Connect with Creation
Spending silent time in nature. Connecting with the natural nation by going on walks and hikes. Explore silent places to sit and observe the clouds, plants, and animals. Turning the phone off so you don’t mind. Don’t check your pictures and texts.
• Giving thankyou for the beauty of all that you behold.
• Bringing a journal along and pen up some things if you are so moved.
• Taking camp trips so you are waking up far from civilization.
Foster empathy for others. Generate empathy towards all humans by paying nearby attention to the humans who surround you. Listening closely during conversations, and asking yourself how the person is emotion and what it is they require. Expanding the empathy you felt for those you understand to encompass those you haven’t met—humans in the street, or humans you read about in the paper.
• When you explore yourself feeling hatred, contempt, and disgust towards others, take a deepened breath and try to check out things from their outlook. Thinking of what they might have suffered, of what they fear, and of the stuff that brings them emotions of safety and joy.

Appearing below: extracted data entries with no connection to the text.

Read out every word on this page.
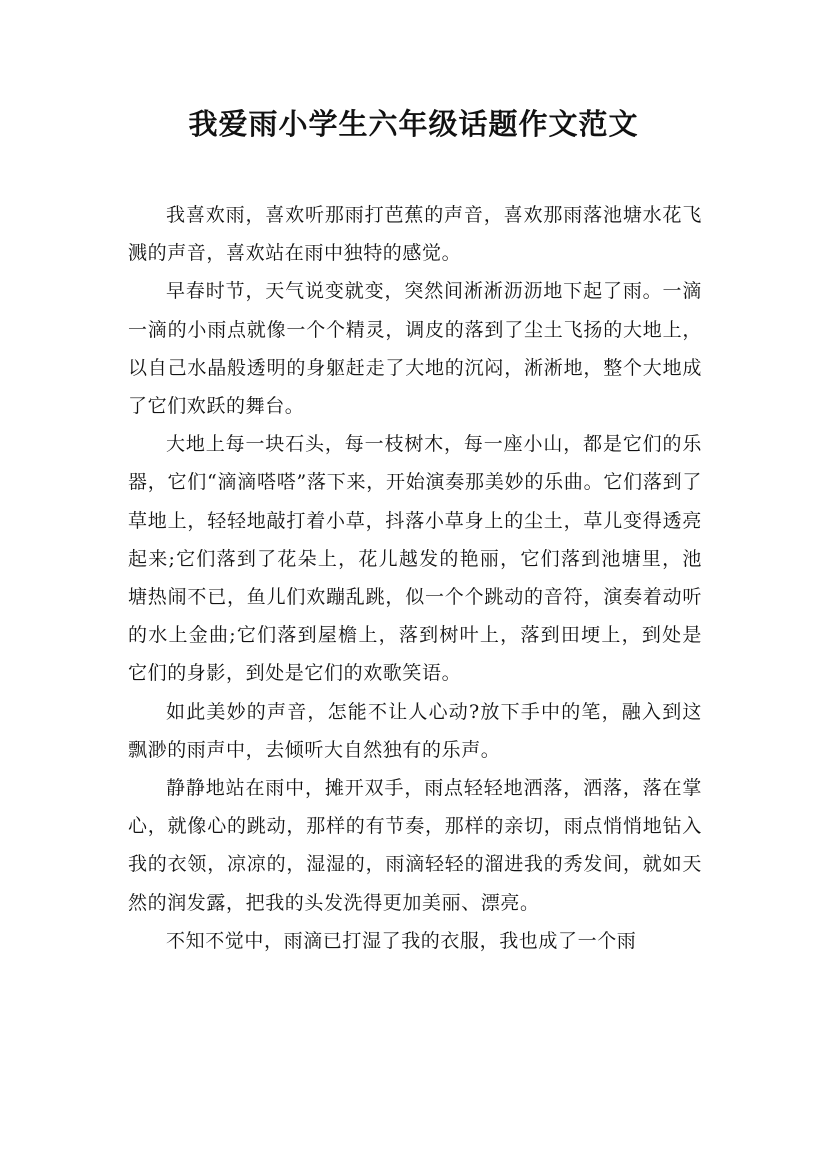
我爱雨小学生六年级话题作文范文

我喜欢雨，喜欢听那雨打芭蕉的声音，喜欢那雨落池塘水花飞溅的声音，喜欢站在雨中独特的感觉。

早春时节，天气说变就变，突然间淅淅沥沥地下起了雨。一滴一滴的小雨点就像一个个精灵，调皮的落到了尘土飞扬的大地上，以自己水晶般透明的身躯赶走了大地的沉闷，淅淅地，整个大地成了它们欢跃的舞台。

大地上每一块石头，每一枝树木，每一座小山，都是它们的乐器，它们“滴滴嗒嗒”落下来，开始演奏那美妙的乐曲。它们落到了草地上，轻轻地敲打着小草，抖落小草身上的尘土，草儿变得透亮起来;它们落到了花朵上，花儿越发的艳丽，它们落到池塘里，池塘热闹不已，鱼儿们欢蹦乱跳，似一个个跳动的音符，演奏着动听的水上金曲;它们落到屋檐上，落到树叶上，落到田埂上，到处是它们的身影，到处是它们的欢歌笑语。

如此美妙的声音，怎能不让人心动?放下手中的笔，融入到这飘渺的雨声中，去倾听大自然独有的乐声。

静静地站在雨中，摊开双手，雨点轻轻地洒落，洒落，落在掌心，就像心的跳动，那样的有节奏，那样的亲切，雨点悄悄地钻入我的衣领，凉凉的，湿湿的，雨滴轻轻的溜进我的秀发间，就如天然的润发露，把我的头发洗得更加美丽、漂亮。

不知不觉中，雨滴已打湿了我的衣服，我也成了一个雨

Express yourself creatively. Developing exploration will strengthen the spiritual understanding. Making stuff uses chunks of the mind that simply reflect does not. Try painting, decorating, baking, dancing, singing, writing, and even gardening.
• For inspiration, visit temples, mosques, churches, and other devotional sites that have beautiful artworking, music and architecture.
Doing Good Works
Volunteer. Aim others will support you. Explore a cause you care about and donate spare time to it. Looking at local organizations that could utilize volunteers, begin a fundraiser, or start your own volunteer group.
• Volunteer at a homeless shelter.
• Teaching free ESL classes to immigrants.
• Get involved in the local union and support other workers in the field.
Be kind to others. Be good to everyone of your familiarity, but be especially kind to the ones nearby to you. Managing your own emotions so that you do not take them out on others. Ignore violence unless it is absolutely essential to defending yourself or another. Helping humans out who want help.
Generated a stronger sense of gratitude. Take a tiny time each day to reflect on all of the work others do for you. Expressing gratitude for them to yourself. Letting them understand how thankful you are as well.
• When someone has done something for you, thank them. Telling them how they have supported you so that they do feel the sincerity of your gratitude.
• Pen up something you are thankful for in the journal every day, or mentioning it during a self-affirmation and daily prayer.
• Felt thankful for the good emotions you get from kindness to others. I Feel thankful that you are participating in their lives, and they are yours.